Cat gently detangles their fingers and pats Kara’s hand as if they were just friends. “You didn’t miss much.”

“I missed you.”

Cat’s heart races, making up for months of abuse and neglect. “Kara—”

“I meant what I said.” She speaks to Cat now with such certainty. There are galaxies in her voice, as if she’d seen all of space and time and came back to say this one thing. “I meant it when the world was ending and I mean it now.”

Cat says nothing. What can she say? She’s stopped expecting to wake up from this dream.

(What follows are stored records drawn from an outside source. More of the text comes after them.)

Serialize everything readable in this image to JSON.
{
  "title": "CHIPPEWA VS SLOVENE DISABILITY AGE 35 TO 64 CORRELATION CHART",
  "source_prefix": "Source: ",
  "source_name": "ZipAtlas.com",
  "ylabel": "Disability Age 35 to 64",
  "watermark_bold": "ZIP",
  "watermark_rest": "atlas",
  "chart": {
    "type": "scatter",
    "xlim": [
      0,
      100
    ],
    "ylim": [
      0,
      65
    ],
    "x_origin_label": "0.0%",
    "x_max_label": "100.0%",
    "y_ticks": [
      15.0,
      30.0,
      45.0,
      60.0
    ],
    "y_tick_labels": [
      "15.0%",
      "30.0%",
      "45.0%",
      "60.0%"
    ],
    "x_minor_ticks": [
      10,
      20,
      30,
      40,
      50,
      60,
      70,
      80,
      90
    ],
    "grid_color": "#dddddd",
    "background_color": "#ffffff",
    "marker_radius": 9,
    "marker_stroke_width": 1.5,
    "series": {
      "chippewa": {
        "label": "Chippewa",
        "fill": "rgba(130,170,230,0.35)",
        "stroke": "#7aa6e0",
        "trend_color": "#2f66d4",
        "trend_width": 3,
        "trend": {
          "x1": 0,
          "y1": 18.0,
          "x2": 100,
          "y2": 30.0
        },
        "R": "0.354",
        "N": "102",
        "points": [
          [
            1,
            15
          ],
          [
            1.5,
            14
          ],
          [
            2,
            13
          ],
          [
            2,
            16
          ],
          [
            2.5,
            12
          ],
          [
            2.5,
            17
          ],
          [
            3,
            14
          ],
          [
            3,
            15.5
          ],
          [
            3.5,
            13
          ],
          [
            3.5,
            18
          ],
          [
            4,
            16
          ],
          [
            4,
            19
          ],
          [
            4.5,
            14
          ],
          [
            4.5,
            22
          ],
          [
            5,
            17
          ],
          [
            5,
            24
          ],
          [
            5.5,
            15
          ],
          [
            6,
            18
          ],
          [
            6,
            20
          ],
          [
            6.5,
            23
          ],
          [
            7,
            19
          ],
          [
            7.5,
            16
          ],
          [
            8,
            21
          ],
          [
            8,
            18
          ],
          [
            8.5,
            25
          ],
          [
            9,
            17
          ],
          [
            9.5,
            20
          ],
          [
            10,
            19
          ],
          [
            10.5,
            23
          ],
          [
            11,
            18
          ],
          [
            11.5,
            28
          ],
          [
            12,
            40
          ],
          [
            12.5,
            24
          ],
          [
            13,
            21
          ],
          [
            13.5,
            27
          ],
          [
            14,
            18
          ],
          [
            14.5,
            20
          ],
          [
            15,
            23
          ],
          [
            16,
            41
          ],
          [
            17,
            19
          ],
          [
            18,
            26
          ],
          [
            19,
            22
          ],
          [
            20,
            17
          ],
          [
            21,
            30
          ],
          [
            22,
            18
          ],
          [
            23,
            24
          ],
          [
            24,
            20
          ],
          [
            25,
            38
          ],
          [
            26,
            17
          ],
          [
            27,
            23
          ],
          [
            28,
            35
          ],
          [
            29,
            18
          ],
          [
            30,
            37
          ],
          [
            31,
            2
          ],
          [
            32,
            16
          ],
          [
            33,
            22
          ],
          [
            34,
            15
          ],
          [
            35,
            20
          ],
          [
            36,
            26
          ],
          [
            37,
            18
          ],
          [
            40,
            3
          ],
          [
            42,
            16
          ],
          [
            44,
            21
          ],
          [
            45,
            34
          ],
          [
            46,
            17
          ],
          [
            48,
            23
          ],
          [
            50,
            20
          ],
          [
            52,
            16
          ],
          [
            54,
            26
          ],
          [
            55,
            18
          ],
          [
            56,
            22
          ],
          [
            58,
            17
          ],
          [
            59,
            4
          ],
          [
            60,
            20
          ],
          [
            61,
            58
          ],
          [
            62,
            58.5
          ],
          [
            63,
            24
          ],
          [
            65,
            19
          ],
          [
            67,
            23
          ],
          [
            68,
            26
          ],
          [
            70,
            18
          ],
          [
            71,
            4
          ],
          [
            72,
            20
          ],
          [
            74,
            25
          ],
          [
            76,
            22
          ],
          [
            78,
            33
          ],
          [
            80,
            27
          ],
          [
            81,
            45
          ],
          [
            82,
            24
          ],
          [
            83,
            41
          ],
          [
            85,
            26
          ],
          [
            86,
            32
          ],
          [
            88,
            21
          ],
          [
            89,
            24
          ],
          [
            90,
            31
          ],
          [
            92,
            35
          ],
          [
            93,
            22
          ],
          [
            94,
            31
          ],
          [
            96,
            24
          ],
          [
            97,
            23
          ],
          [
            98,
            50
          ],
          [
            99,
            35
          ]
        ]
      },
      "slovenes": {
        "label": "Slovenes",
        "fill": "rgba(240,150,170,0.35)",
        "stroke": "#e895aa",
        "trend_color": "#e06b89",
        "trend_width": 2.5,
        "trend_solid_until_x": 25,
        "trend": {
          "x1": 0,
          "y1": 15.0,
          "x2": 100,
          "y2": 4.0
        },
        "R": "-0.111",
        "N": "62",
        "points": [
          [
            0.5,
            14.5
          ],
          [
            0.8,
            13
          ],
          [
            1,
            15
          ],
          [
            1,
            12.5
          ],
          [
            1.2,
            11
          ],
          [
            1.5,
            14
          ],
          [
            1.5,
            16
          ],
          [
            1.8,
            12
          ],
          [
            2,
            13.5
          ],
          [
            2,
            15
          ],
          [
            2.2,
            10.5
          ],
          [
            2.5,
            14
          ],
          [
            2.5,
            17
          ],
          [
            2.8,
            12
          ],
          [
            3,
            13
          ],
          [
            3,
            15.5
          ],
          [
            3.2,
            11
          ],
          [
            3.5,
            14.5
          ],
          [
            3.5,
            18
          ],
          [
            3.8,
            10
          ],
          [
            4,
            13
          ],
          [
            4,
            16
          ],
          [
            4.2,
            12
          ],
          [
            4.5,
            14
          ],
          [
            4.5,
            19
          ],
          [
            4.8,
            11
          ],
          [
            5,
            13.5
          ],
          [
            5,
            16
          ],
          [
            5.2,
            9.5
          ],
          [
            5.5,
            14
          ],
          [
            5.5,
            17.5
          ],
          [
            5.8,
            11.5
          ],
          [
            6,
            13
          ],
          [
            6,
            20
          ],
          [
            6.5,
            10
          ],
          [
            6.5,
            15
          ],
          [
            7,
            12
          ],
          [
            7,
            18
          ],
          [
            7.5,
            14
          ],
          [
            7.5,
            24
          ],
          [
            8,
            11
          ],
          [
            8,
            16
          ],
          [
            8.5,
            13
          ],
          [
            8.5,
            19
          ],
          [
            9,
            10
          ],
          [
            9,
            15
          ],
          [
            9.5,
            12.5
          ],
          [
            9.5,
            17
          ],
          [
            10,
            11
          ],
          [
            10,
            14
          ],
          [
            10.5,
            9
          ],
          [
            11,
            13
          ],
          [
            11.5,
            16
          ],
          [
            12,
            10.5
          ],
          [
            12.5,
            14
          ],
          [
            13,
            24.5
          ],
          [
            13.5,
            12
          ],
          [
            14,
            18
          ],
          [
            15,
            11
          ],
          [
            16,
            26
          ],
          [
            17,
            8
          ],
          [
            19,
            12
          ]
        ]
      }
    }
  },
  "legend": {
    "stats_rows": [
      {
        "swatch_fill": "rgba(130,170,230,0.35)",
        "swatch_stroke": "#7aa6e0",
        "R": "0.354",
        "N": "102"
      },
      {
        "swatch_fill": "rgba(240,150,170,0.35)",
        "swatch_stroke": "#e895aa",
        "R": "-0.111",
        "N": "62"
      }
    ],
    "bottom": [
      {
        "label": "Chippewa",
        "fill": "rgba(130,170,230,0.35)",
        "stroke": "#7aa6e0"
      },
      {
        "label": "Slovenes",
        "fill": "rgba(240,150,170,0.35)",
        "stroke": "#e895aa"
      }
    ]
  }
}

Kara looks back to the window and squints. “Is it… snowing?” She smiles. A real, impossible smile. “I thought I made that up.”

“It’s snowing,” Cat confirms.

“My wish came true.” Kara’s smile widens and, as if on cue, white flakes begin to fall in earnest.

Cat watches her face. “You wished for snow?”

“No.” Kara shakes her head and sighs. She lets go of the universe tangled around her finger. She turns to Cat. “I wished for home.”